Internships With Purpose

All employment that we engage in in our jobs and careers is uniquely grounded in liberal arts thinking and humanistic knowledge. Why is this?

First, all employment works with people and for people. No matter how scientific or technical a job might be, it requires a team effort of peoples responsible for it -- even if the person is self-employed. We need to know how to coordinate actions that lead to the reaching of our objectives. This applies whether the objectives are physical or psychological, or whether the product is consumed or not, or whether it is temporary or lasting.

Second, the liberal arts, or humanities, prepares us for the knowledge of people both individual and as social. In any workplace, some of one's work is done solo and some jointly with others. This is found in life at many levels: how we deal with civic duties, how we work with our families

Third, when we deal with people, we work with how they both think and feel. Thoughts are general ideas people have, but their emotions combine with them to produce action. To motivate people, the sign of a leader, requires knowledge of both and addresses the ways the people, in all situations and thus also in a work environment, think and feel. Both are necessary.

Fourth, to be successful every occupation requires both theoretical and speculative knowledge, even if many of the producers of the good do just the practical side of the production. The liberal arts are also focused, in all areas of study, on theory and is thus then linked directly to practice. Put simply, theory is what helps us to imagine whatever product we make, and practice then forms the means to reach it. Both of these require critical thought.

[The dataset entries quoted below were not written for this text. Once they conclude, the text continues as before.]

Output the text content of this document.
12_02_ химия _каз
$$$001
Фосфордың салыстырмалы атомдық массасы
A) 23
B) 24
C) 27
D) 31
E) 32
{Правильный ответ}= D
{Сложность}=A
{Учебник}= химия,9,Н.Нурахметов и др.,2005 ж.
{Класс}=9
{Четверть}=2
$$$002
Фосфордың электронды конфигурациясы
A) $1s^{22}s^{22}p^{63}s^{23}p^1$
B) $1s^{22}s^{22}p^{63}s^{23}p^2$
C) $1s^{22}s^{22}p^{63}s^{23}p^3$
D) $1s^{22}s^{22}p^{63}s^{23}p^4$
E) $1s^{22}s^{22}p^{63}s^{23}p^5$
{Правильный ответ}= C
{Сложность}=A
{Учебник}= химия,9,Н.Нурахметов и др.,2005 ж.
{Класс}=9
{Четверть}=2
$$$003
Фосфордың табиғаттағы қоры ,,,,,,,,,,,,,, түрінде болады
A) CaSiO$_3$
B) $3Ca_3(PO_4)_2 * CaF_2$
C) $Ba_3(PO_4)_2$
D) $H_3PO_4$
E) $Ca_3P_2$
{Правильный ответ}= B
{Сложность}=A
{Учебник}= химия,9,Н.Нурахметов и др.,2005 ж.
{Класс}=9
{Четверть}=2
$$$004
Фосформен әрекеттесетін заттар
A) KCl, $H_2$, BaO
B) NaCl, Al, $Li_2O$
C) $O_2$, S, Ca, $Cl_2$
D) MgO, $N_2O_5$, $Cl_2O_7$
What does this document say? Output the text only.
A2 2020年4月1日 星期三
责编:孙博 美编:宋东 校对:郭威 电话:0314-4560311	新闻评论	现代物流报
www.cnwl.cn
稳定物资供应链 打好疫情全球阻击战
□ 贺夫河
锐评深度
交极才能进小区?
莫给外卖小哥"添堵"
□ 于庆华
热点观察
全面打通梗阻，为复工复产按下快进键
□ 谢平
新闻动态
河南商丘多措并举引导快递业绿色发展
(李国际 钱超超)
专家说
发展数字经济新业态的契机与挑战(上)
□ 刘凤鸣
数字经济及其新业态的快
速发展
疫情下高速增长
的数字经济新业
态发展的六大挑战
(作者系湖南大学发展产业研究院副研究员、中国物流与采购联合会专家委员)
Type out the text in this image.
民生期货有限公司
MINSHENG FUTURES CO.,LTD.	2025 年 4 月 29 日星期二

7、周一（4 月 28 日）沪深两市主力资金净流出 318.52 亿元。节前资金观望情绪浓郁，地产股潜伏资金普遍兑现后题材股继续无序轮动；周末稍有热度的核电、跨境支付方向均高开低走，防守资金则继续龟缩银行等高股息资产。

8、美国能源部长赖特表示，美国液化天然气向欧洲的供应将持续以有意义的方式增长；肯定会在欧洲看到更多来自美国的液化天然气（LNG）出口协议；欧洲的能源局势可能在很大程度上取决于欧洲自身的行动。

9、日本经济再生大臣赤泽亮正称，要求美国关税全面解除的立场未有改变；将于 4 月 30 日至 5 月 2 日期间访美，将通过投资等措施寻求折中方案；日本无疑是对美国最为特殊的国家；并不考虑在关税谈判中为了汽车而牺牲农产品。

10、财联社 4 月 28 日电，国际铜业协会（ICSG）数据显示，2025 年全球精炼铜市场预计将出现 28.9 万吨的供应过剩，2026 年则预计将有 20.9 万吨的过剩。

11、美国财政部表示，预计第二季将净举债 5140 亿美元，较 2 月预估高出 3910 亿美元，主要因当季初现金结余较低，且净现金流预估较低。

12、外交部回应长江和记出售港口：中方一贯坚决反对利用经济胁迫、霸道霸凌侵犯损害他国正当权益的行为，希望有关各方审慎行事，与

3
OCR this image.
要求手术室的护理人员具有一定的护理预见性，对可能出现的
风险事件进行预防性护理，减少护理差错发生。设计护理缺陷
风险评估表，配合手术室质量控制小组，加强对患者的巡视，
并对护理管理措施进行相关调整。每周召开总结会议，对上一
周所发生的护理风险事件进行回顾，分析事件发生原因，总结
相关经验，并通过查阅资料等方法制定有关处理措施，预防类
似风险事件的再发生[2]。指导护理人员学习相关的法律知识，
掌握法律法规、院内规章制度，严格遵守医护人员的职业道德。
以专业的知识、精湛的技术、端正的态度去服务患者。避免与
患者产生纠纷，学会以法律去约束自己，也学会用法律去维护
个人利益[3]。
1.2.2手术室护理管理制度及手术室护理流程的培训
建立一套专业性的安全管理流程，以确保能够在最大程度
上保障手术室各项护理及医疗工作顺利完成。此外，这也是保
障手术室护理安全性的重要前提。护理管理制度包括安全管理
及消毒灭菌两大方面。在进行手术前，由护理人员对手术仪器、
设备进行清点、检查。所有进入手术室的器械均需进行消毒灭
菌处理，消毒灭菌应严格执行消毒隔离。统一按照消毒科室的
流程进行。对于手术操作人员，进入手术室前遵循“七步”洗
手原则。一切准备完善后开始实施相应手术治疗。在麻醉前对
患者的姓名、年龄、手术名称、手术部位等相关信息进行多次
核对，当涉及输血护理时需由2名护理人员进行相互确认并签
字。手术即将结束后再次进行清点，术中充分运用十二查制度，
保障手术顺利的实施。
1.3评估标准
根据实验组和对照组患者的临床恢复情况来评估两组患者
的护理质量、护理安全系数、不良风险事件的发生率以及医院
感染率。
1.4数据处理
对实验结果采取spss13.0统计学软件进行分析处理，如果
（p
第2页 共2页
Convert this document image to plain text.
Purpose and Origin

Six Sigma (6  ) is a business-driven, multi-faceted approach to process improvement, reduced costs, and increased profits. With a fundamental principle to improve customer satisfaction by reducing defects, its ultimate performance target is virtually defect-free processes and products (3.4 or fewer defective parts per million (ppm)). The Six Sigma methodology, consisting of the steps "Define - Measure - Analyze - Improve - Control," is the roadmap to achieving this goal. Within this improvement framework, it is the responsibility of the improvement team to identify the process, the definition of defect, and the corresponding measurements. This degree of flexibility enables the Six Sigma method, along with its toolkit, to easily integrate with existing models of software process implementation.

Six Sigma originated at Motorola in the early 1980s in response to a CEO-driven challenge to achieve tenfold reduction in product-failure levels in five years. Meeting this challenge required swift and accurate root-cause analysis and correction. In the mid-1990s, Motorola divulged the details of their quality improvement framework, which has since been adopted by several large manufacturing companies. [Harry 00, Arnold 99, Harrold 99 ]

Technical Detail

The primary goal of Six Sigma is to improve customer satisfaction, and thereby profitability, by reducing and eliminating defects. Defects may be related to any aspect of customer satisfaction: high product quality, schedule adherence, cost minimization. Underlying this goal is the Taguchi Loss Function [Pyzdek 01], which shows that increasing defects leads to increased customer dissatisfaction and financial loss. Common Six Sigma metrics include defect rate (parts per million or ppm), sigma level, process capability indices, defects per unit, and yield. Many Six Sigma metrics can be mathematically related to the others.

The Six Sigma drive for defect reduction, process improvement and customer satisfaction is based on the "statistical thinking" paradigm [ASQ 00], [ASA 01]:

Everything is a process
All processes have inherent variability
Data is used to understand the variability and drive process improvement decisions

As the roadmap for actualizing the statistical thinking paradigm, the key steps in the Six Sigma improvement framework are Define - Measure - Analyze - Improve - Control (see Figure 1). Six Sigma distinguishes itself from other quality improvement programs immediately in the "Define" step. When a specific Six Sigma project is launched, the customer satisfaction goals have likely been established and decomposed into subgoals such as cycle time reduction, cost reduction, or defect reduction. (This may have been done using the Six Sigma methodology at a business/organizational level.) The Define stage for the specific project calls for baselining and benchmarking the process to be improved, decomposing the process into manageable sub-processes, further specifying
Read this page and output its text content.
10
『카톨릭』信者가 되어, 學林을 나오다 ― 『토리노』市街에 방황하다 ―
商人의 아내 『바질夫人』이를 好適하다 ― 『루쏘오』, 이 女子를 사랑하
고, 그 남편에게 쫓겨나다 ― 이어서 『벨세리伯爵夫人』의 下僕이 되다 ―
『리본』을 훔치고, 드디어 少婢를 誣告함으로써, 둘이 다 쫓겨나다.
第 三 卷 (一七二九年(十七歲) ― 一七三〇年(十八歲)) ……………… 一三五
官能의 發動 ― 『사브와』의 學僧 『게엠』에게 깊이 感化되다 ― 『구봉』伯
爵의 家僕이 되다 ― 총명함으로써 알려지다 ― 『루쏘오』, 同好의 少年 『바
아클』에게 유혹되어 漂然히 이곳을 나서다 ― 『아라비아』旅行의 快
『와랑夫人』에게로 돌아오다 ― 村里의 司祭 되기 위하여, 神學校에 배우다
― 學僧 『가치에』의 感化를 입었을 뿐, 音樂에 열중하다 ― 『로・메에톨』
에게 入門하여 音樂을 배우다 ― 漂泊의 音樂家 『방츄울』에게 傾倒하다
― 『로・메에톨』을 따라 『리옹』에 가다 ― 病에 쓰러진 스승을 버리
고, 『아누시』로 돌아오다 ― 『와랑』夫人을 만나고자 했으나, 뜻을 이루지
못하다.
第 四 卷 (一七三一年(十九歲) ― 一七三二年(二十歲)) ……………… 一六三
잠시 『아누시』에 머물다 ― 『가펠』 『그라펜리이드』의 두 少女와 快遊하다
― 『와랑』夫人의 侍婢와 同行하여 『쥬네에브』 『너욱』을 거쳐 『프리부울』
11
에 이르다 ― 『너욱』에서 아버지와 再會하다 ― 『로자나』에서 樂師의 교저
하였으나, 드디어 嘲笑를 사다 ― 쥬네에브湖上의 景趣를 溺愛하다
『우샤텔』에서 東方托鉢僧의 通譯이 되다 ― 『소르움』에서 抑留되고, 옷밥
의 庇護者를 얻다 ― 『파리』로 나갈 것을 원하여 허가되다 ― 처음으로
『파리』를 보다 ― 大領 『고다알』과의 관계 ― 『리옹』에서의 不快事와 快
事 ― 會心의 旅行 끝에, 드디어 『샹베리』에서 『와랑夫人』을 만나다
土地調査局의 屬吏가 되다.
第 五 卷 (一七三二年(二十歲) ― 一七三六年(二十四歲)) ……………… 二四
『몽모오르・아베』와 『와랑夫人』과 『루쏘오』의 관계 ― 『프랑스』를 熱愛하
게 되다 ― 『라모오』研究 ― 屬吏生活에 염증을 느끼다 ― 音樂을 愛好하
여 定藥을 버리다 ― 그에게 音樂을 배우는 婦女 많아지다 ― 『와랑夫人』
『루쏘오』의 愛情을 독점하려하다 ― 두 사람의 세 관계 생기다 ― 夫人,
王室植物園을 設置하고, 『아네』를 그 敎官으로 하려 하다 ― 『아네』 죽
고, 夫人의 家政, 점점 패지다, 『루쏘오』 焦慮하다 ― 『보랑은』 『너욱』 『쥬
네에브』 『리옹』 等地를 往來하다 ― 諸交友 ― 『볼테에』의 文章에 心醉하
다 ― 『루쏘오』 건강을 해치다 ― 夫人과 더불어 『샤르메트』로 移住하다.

Internships are key in liberal arts, then, for many reasons:

  1. They help students to know every workplace is social and systematic, relying on many individuals to do highly coordinated work.
  2. They help students to discover originality in their productive lives by helping them to imagine new products and many new ways of producing them.
  3. They expose students to the ways that the ends and goals of whatever they do or produce can change over time.